# Water wisteria leaf melt



## xShainax (Feb 11, 2012)

I put some water wisteria in my 29 gallon tank and some of the leaves have melted. Will it recover?


----------



## registereduser (Jul 30, 2010)

Try fertilizer. I could never keep it alive but that was before I started using fertilizer. I should try again.

But then I can't even get duckweed to survive :shock:

The only plants that do really well for me are anubias.


----------



## Gallium (May 14, 2013)

Yep, it will be fine. A lot of aquatic plants leaves will melt when transfered into a new tank. As long as the stem remains intact it should grow back just fine. 

A way to prevent melt in the future is to acclimate plants the same way you acclimate fish.
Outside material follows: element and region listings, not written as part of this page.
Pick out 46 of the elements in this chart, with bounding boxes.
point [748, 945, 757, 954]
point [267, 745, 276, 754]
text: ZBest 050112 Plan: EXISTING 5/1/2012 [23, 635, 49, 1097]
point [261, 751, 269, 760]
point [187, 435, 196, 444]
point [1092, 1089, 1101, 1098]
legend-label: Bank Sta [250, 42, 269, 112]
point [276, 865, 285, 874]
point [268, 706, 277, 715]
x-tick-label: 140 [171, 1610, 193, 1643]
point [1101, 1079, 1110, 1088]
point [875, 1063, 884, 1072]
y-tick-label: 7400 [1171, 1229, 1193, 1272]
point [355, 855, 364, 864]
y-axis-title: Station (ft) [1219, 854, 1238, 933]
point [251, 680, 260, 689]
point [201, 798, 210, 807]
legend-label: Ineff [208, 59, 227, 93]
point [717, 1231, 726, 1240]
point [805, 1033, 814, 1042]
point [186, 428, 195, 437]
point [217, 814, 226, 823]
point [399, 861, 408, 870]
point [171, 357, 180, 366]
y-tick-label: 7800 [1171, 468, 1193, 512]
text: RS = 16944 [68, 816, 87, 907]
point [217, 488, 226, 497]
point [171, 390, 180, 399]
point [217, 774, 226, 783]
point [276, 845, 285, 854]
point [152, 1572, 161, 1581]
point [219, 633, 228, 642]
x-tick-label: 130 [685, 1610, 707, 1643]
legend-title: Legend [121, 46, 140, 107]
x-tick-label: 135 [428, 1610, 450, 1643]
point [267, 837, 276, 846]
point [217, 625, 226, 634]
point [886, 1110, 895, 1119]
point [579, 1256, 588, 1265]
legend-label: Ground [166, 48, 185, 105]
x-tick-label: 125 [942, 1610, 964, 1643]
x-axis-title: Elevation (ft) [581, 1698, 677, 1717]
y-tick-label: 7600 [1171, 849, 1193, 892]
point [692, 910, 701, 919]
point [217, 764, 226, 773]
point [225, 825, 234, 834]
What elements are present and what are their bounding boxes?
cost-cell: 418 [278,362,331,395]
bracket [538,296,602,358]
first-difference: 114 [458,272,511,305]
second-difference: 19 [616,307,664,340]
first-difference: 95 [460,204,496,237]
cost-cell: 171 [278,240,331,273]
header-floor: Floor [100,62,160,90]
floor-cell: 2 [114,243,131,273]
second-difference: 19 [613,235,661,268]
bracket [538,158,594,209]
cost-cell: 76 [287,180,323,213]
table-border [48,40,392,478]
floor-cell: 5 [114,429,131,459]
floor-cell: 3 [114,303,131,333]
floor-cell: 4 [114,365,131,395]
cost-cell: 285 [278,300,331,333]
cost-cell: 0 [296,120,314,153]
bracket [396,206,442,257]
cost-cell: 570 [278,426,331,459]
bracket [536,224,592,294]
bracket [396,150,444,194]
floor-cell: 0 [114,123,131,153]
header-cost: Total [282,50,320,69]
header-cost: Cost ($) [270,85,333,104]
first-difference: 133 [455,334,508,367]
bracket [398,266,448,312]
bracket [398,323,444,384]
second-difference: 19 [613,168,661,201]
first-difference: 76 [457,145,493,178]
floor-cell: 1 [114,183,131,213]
Change the temps slowly, and add/remove the water it came in on a drip system instead of just plopping it in a new tank of water. You'll preserve more of the plant this way but will still likely loose a few leaves.


----------



## xShainax (Feb 11, 2012)

Gallium said:


> A way to prevent melt in the future is to acclimate plants the same way you acclimate fish. Change the temps slowly, and add/remove the water it came in on a drip system instead of just plopping it in a new tank of water. You'll preserve more of the plant this way but will still likely loose a few leaves.


I never thought about acclimating them. :shock:


----------